転倒防止マットや手すりの設置で転倒を予防し、入浴前に脱衣所と浴室を温めておくようにして、入浴中の事故リスクを下げるよう意識しましょう。
ただ、入浴は食事のように毎日必要なものではありません。本人が気乗りしないようなら、温かいタオルで体を拭くだけにしてもOKです。
身体介助の注意点:排泄の場合
便意の認知やコントロールが難しくなること、また徐々に生活動作が遅くなりトイレへの道順がわからなくなることから、認知症患者の多くが排泄の問題を直面します。
尿や便を失禁してしまうと、不衛生なばかりでなく本人の自尊心を大きく傷つけます。
排泄介助は本人が自然な便意を感じているときにできるよう、本人がよく排泄している時間帯を狙って早めに声掛けし、トイレに連れて行ってあげてくださいね。
認知症の人に気持ちよくケアを受けてもらうためにできることは?
認知症を発症し道順や記憶に混乱を生じるようになっても、患者は私たちと同じようにものを見て感じ、考えていると言われています。このため、介助・介護する側が「認知症だからどうせわからない」と適当に扱ったり、大きな声で叱ったりすると、認知症の人はより不安定になってしまいます。

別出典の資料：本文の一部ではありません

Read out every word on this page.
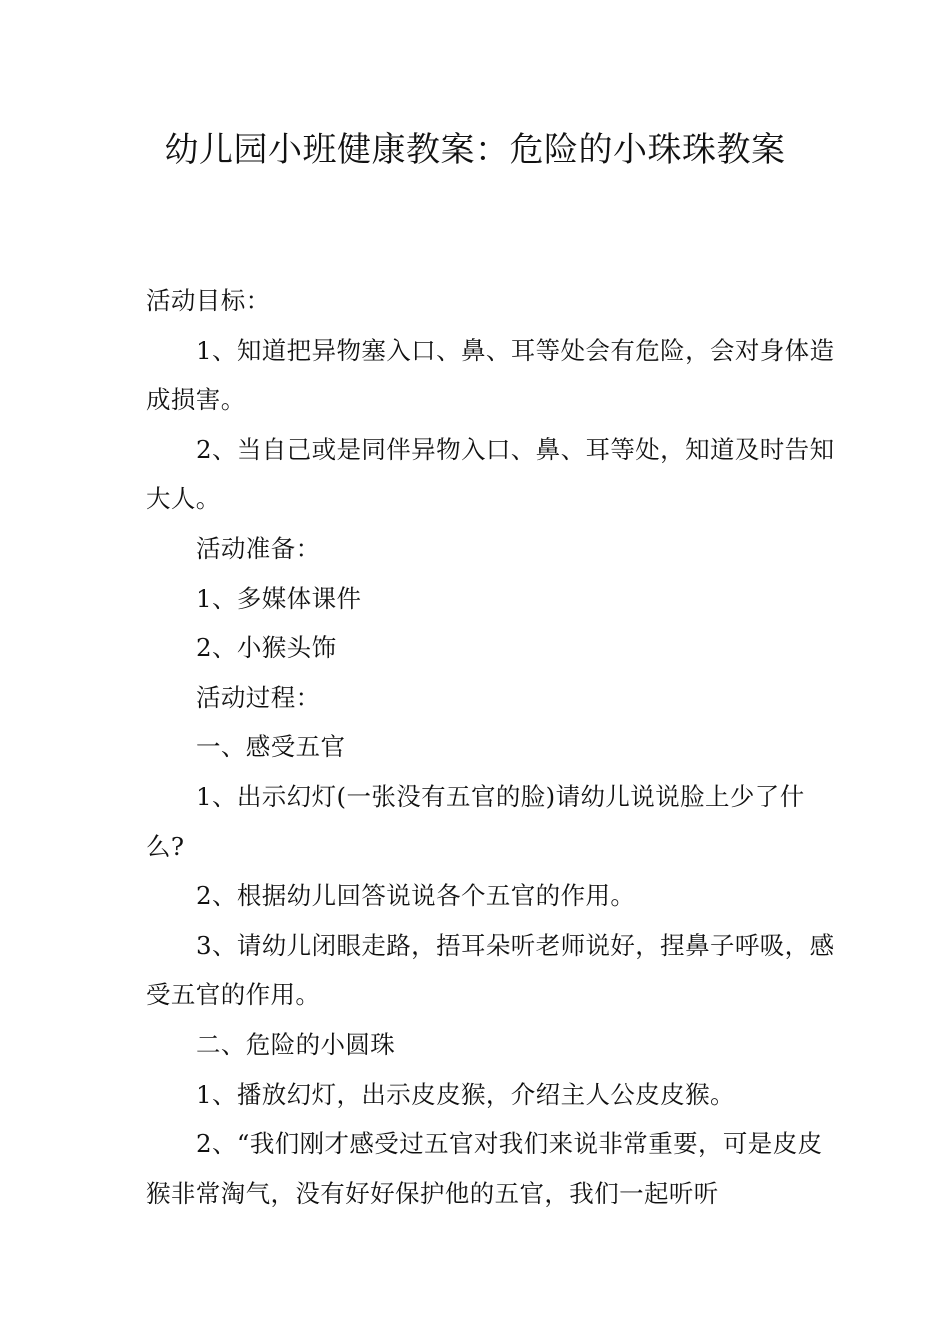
幼儿园小班健康教案：危险的小珠珠教案

活动目标：

1、知道把异物塞入口、鼻、耳等处会有危险，会对身体造成损害。

2、当自己或是同伴异物入口、鼻、耳等处，知道及时告知大人。

活动准备：

1、多媒体课件

2、小猴头饰

活动过程：

一、感受五官

1、出示幻灯(一张没有五官的脸)请幼儿说说脸上少了什么?

2、根据幼儿回答说说各个五官的作用。

3、请幼儿闭眼走路，捂耳朵听老师说好，捏鼻子呼吸，感受五官的作用。

二、危险的小圆珠

1、播放幻灯，出示皮皮猴，介绍主人公皮皮猴。

2、“我们刚才感受过五官对我们来说非常重要，可是皮皮猴非常淘气，没有好好保护他的五官，我们一起听听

認知症の人に気持ちよくケアを受けてもらうには、相手を自分と同じ1人の人間だと考え、小さな子に接するように余裕を持って笑顔で接することが大切です。
ただ、どうしてもコミュニケーションがうまくかなかったりイライラしてしまうときは、介護サービスなどを積極的に利用し、まず介護者側が息抜きしてください。

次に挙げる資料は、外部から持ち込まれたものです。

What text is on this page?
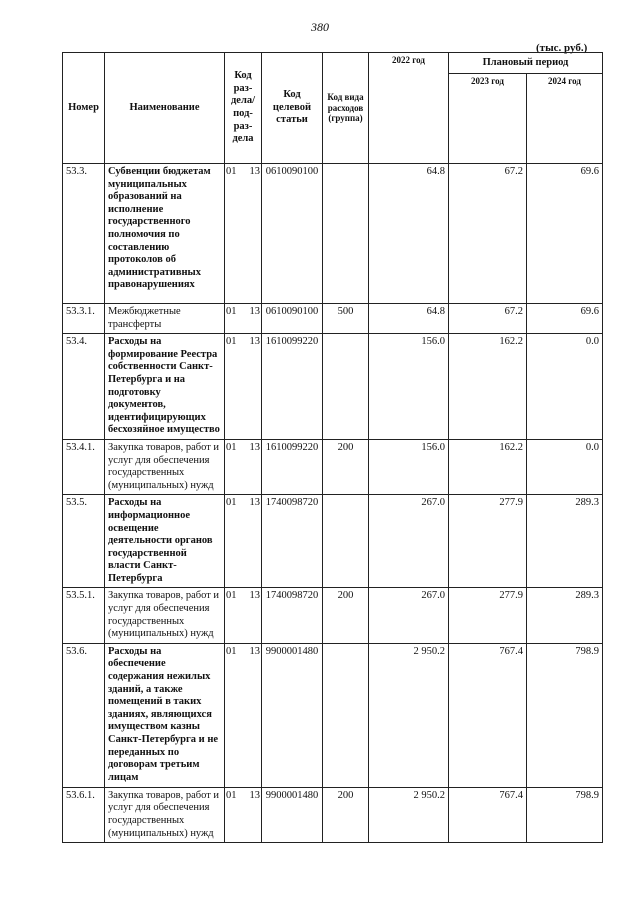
380
(тыс. руб.)
Номер	Наименование	Код раз-дела/ под-раз-дела	Код целевой статьи	Код вида расходов (группа)	2022 год	Плановый период	
						2023 год	2024 год
53.3.	Субвенции бюджетам муниципальных образований на исполнение государственного полномочия по составлению протоколов об административных правонарушениях	01 13	0610090100		64.8	67.2	69.6
53.3.1.	Межбюджетные трансферты	01 13	0610090100	500	64.8	67.2	69.6
53.4.	Расходы на формирование Реестра собственности Санкт-Петербурга и на подготовку документов, идентифицирующих бесхозяйное имущество	01 13	1610099220		156.0	162.2	0.0
53.4.1.	Закупка товаров, работ и услуг для обеспечения государственных (муниципальных) нужд	01 13	1610099220	200	156.0	162.2	0.0
53.5.	Расходы на информационное освещение деятельности органов государственной власти Санкт-Петербурга	01 13	1740098720		267.0	277.9	289.3
53.5.1.	Закупка товаров, работ и услуг для обеспечения государственных (муниципальных) нужд	01 13	1740098720	200	267.0	277.9	289.3
53.6.	Расходы на обеспечение содержания нежилых зданий, а также помещений в таких зданиях, являющихся имуществом казны Санкт-Петербурга и не переданных по договорам третьим лицам	01 13	9900001480		2 950.2	767.4	798.9
53.6.1.	Закупка товаров, работ и услуг для обеспечения государственных (муниципальных) нужд	01 13	9900001480	200	2 950.2	767.4	798.9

そうすることで、認知症の人にもより良い介護を提供できるようになるでしょう。
認知症の介護サービスって?
認知症を発症し「要介護」の認定を受けると、介護保険適用の対象となり、以下のような介護サービスを受けられるようになります。
要介護認定で受けられるようになる介護サービス
最経度の1~最重度の5までレベルがあり、認められればケアマネジャーが作成する計画に基づいた在宅・通所の介護サービスが受けられるようになる。
ただし、要介護度のレベルに応じて受けられる介護サービスの程度も変わってくる。
要介護認定は、認知症の人が住む自治体の窓口で申請し、認められれば受けられます。
家族が認知症になり、今後の暮らしや介護について不安があるなら、まずはお住まいの市区町村に相談してみると良いでしょう。
おわりに:認知症患者へのケアは、本人の様子と自尊心に配慮して行おう
認知症を発症しても、物事の見え方や感じ方が大きく変わるわけではありません。記憶や認知に混乱を生じているだけで、物事や人に対しての感じ方は、健常者と同じだと言われています。このため認知症患者へのケアは、身体介助にしろ声掛けにしろ、本人の人柄や自尊心に配慮して行う必要があります。当たり前のことですが、私たちと同じ感覚を持つ相手と理解し、常に余裕を持って笑顔で、丁寧にケアに当たることが求められるのです。